Plants that grow and bloom quickly must have enough nutrients available.
To measure the nutrient value (actually the nutrient salts), you use an EC meter. The EC meter simply measures the electrical resistance in water, which is why a medium like soil must be moist when tested.
An EC meter measures the total sum of all salts.
An EC of 0.1/100L from one nutrient brand does not necessarily mean the same nutrient value as 0.1/100L from another brand.
Most cheaper plant foods contain many elements such as chloride, cadmium, and other heavy metals. The EC meter measures these elements too.
Growers who cultivate by weight try to make the plant absorb as many nutrient salts as possible to achieve a heavier end result. These nutrient salts must be available and absorbable, and preferably balanced to stimulate uptake.
The best way to measure this in NFT systems is to extract some water from the medium with a syringe and then test it.
In hydroponic systems with a medium like rockwool, it is best to push the EC meter directly into the wet rockwool.
For soil or coco, it is best to mix the medium lightly with demi-water in a cup and measure after soaking. With normal tap water, this is not possible, since it also includes the EC of the water itself.
Demi-water can be purchased at any gas station as battery water.
How much EC for plants?
Clear target values for the amount of nutrient salts in a solution are difficult to give.

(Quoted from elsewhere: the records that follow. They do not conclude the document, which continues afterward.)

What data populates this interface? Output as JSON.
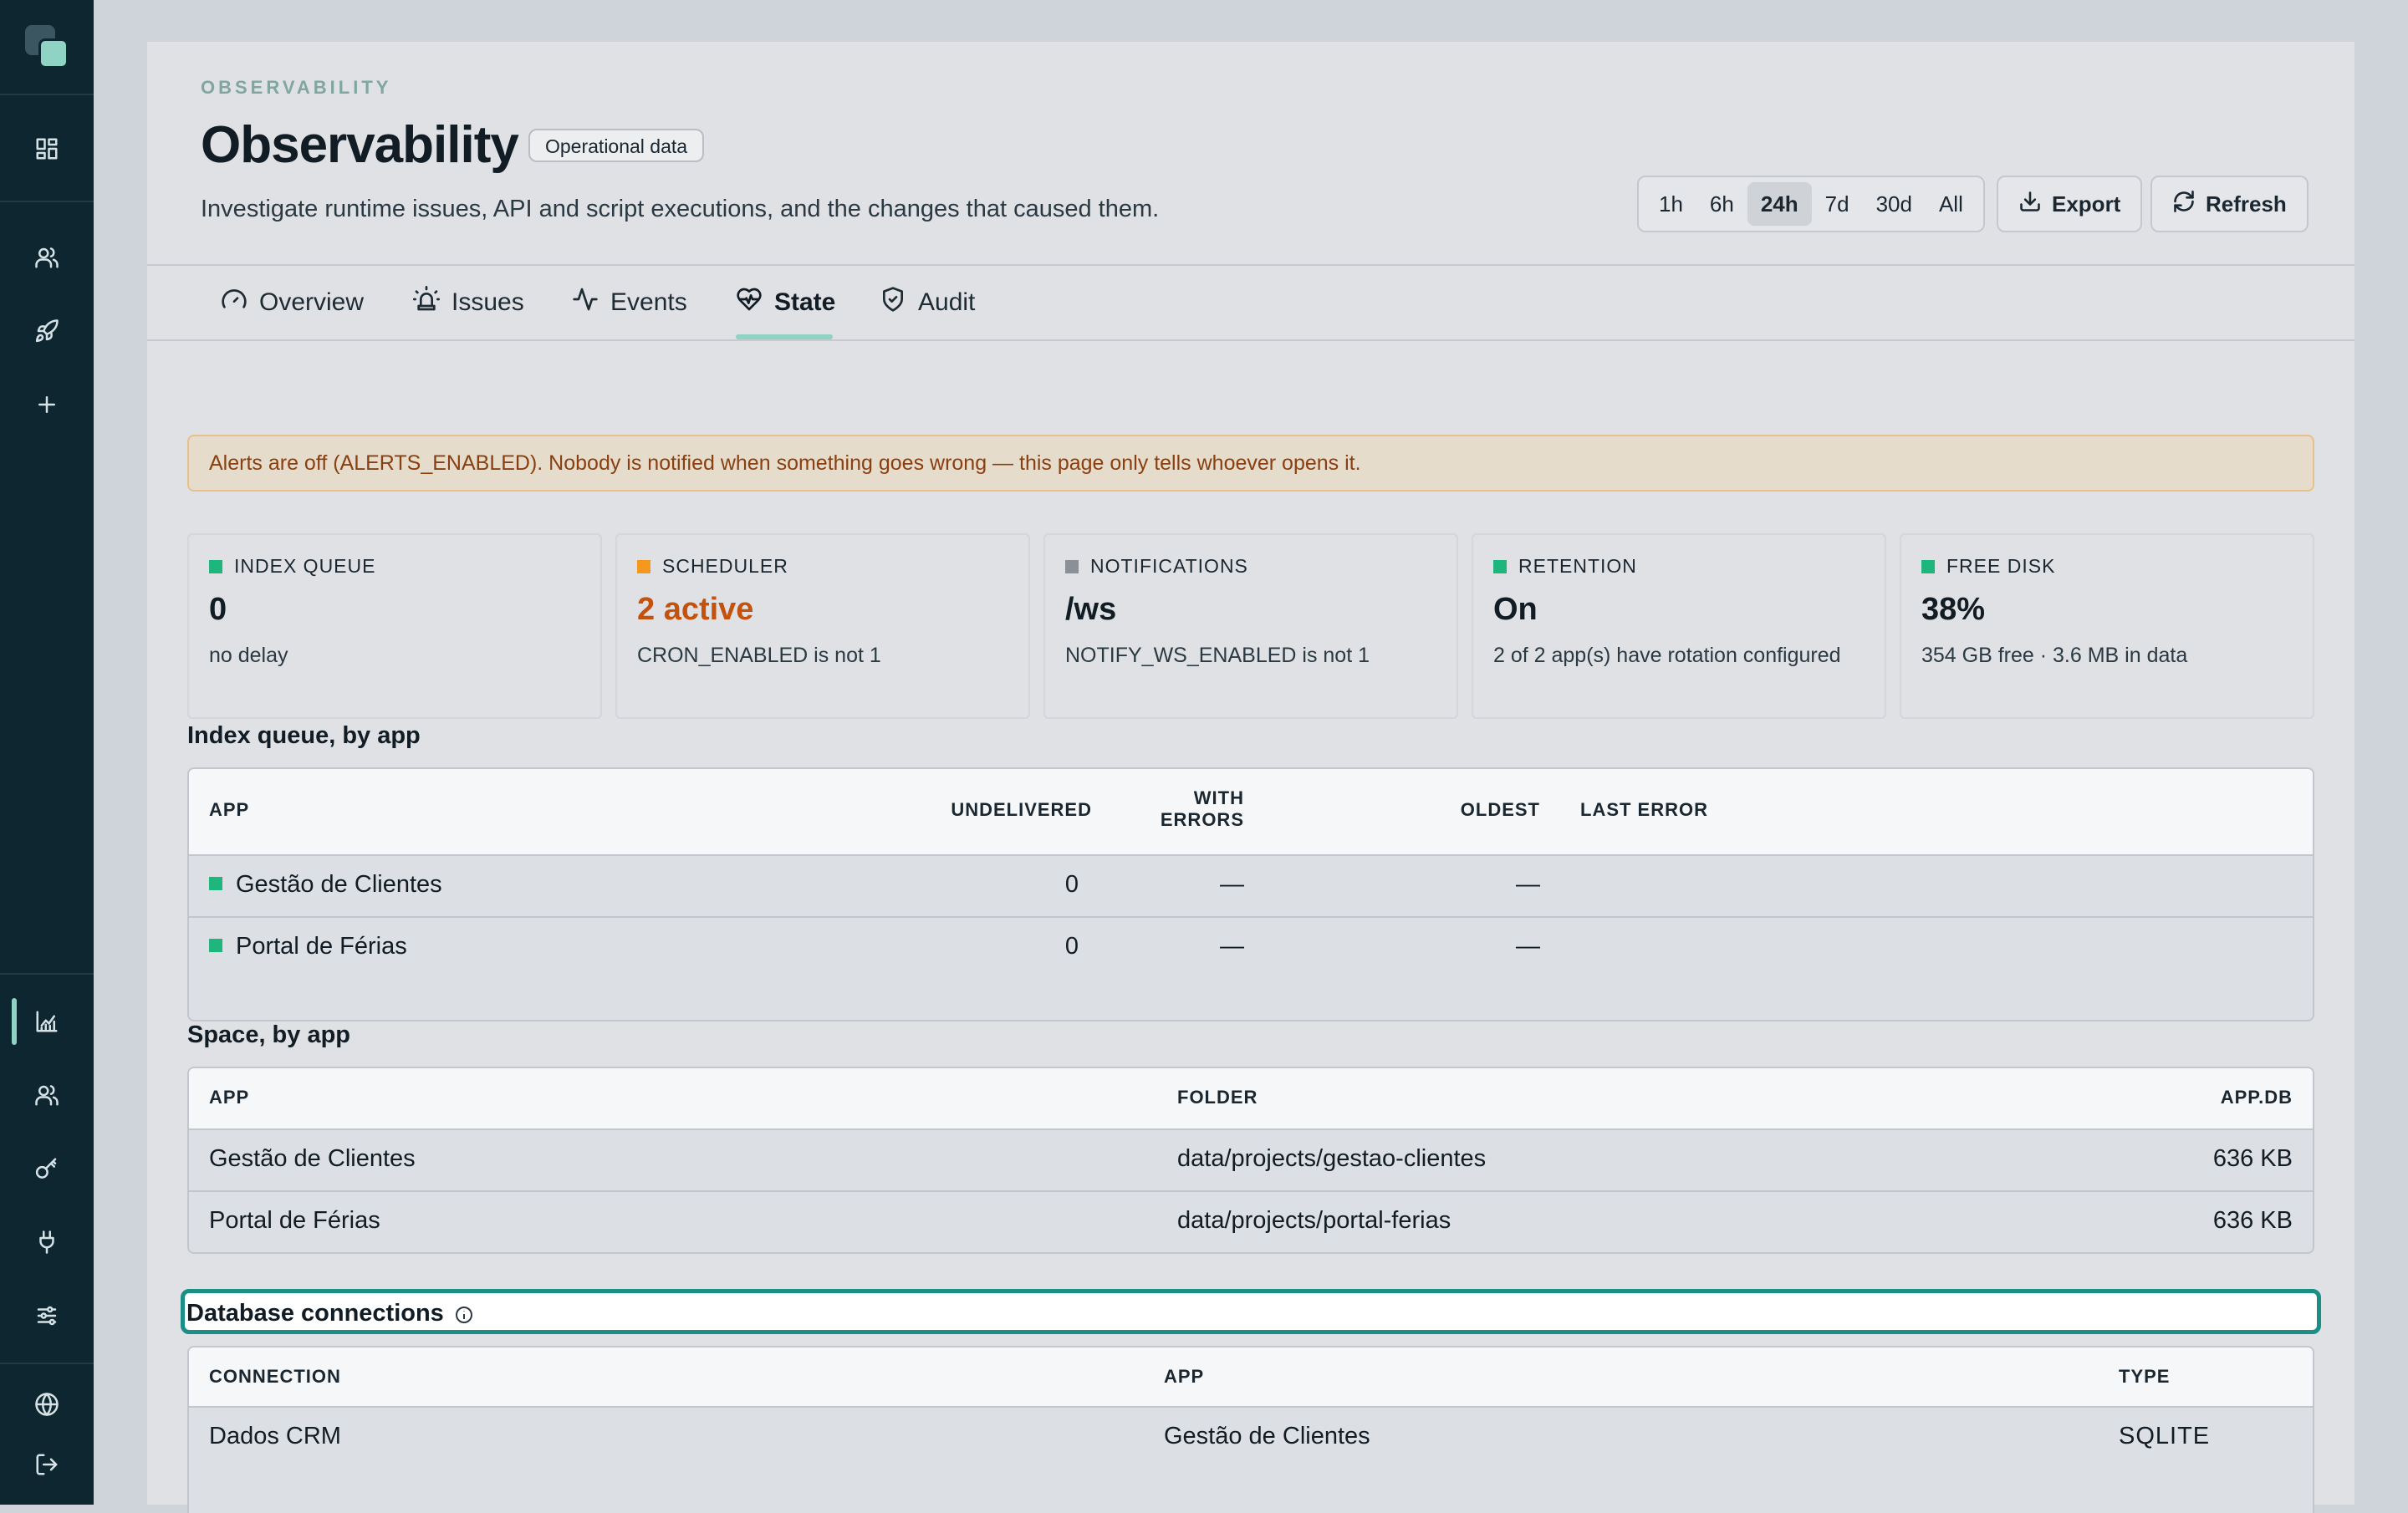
{
  "sidebar": {
    "icons": [
      "dashboard-icon",
      "users-icon",
      "rocket-icon",
      "plus-icon",
      "analytics-icon",
      "team-icon",
      "key-icon",
      "plug-icon",
      "sliders-icon",
      "globe-icon",
      "logout-icon"
    ],
    "active": "analytics-icon"
  },
  "header": {
    "eyebrow": "OBSERVABILITY",
    "title": "Observability",
    "badge": "Operational data",
    "subtitle": "Investigate runtime issues, API and script executions, and the changes that caused them."
  },
  "time_range": {
    "options": [
      "1h",
      "6h",
      "24h",
      "7d",
      "30d",
      "All"
    ],
    "selected": "24h"
  },
  "actions": {
    "export": "Export",
    "refresh": "Refresh"
  },
  "tabs": [
    {
      "label": "Overview",
      "icon": "gauge-icon"
    },
    {
      "label": "Issues",
      "icon": "siren-icon"
    },
    {
      "label": "Events",
      "icon": "activity-icon"
    },
    {
      "label": "State",
      "icon": "heart-pulse-icon"
    },
    {
      "label": "Audit",
      "icon": "shield-check-icon"
    }
  ],
  "active_tab": "State",
  "alert": "Alerts are off (ALERTS_ENABLED). Nobody is notified when something goes wrong — this page only tells whoever opens it.",
  "stats": [
    {
      "label": "INDEX QUEUE",
      "value": "0",
      "sub": "no delay",
      "color": "#1fb67d",
      "value_color": "#111c24"
    },
    {
      "label": "SCHEDULER",
      "value": "2 active",
      "sub": "CRON_ENABLED is not 1",
      "color": "#f39a1e",
      "value_color": "#c4520d"
    },
    {
      "label": "NOTIFICATIONS",
      "value": "/ws",
      "sub": "NOTIFY_WS_ENABLED is not 1",
      "color": "#8a9097",
      "value_color": "#111c24"
    },
    {
      "label": "RETENTION",
      "value": "On",
      "sub": "2 of 2 app(s) have rotation configured",
      "color": "#1fb67d",
      "value_color": "#111c24"
    },
    {
      "label": "FREE DISK",
      "value": "38%",
      "sub": "354 GB free · 3.6 MB in data",
      "color": "#1fb67d",
      "value_color": "#111c24"
    }
  ],
  "index_queue": {
    "title": "Index queue, by app",
    "headers": {
      "app": "APP",
      "undelivered": "UNDELIVERED",
      "with_errors_1": "WITH",
      "with_errors_2": "ERRORS",
      "oldest": "OLDEST",
      "last_error": "LAST ERROR"
    },
    "rows": [
      {
        "app": "Gestão de Clientes",
        "undelivered": "0",
        "with_errors": "—",
        "oldest": "—",
        "last_error": ""
      },
      {
        "app": "Portal de Férias",
        "undelivered": "0",
        "with_errors": "—",
        "oldest": "—",
        "last_error": ""
      }
    ]
  },
  "space": {
    "title": "Space, by app",
    "headers": {
      "app": "APP",
      "folder": "FOLDER",
      "appdb": "APP.DB"
    },
    "rows": [
      {
        "app": "Gestão de Clientes",
        "folder": "data/projects/gestao-clientes",
        "appdb": "636 KB"
      },
      {
        "app": "Portal de Férias",
        "folder": "data/projects/portal-ferias",
        "appdb": "636 KB"
      }
    ]
  },
  "db_connections": {
    "title": "Database connections",
    "headers": {
      "connection": "CONNECTION",
      "app": "APP",
      "type": "TYPE"
    },
    "rows": [
      {
        "connection": "Dados CRM",
        "app": "Gestão de Clientes",
        "type": "SQLITE"
      }
    ]
  }
}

EC depends on factors such as plant size, water quantity, drip frequency, lighting, natural EC of your tap water, temperature, humidity, and plant type.
All of this determines how much water and nutrients a plant needs.
The grower’s preference also plays a role. Some growers achieve great results with a “strong” nutrient solution, while others succeed with a “weak” solution.
In general, a nutrient solution for young plants has an EC of 1.0 to 1.3 mS, which can increase to 2.0 mS for mature plants.
If the “natural” EC of tap water differs greatly from the average values assumed by fertilizer brands (around 0.5–0.6), this difference must be corrected.
Example:
Grower A measures an EC of 0.5 in his tap water.
He wants an EC of 1.8, so he adds 1.3 EC from nutrients.
Grower B has harder water with an EC of 0.8. If he also wants an EC of 1.8, he only adds 1.0 EC from nutrients. That is 0.3 EC less than Grower A.
To deliver the same nutrients as Grower A, Grower B must aim for an EC of 2.1.
You can also assume that the EC in the root zone may be half a point higher than in the drip water.
The EC level is also linked to the number of drips.
A relatively high nutrient solution, for example with an EC of 2.7, spread over five drips of 500 ml per plant, causes fewer problems in the root zone than one drip of 150 ml six times a day per plant.
In the latter case, the nutrient salts in the solution evaporate, causing the EC in the root zone to rise significantly. Those who prefer frequent drips should use a weaker nutrient solution.
In all cases, you must know what the nutrient solution is doing in the medium. Therefore, depending on the system, check the pH and EC of the drain water or directly in the medium every 2 days.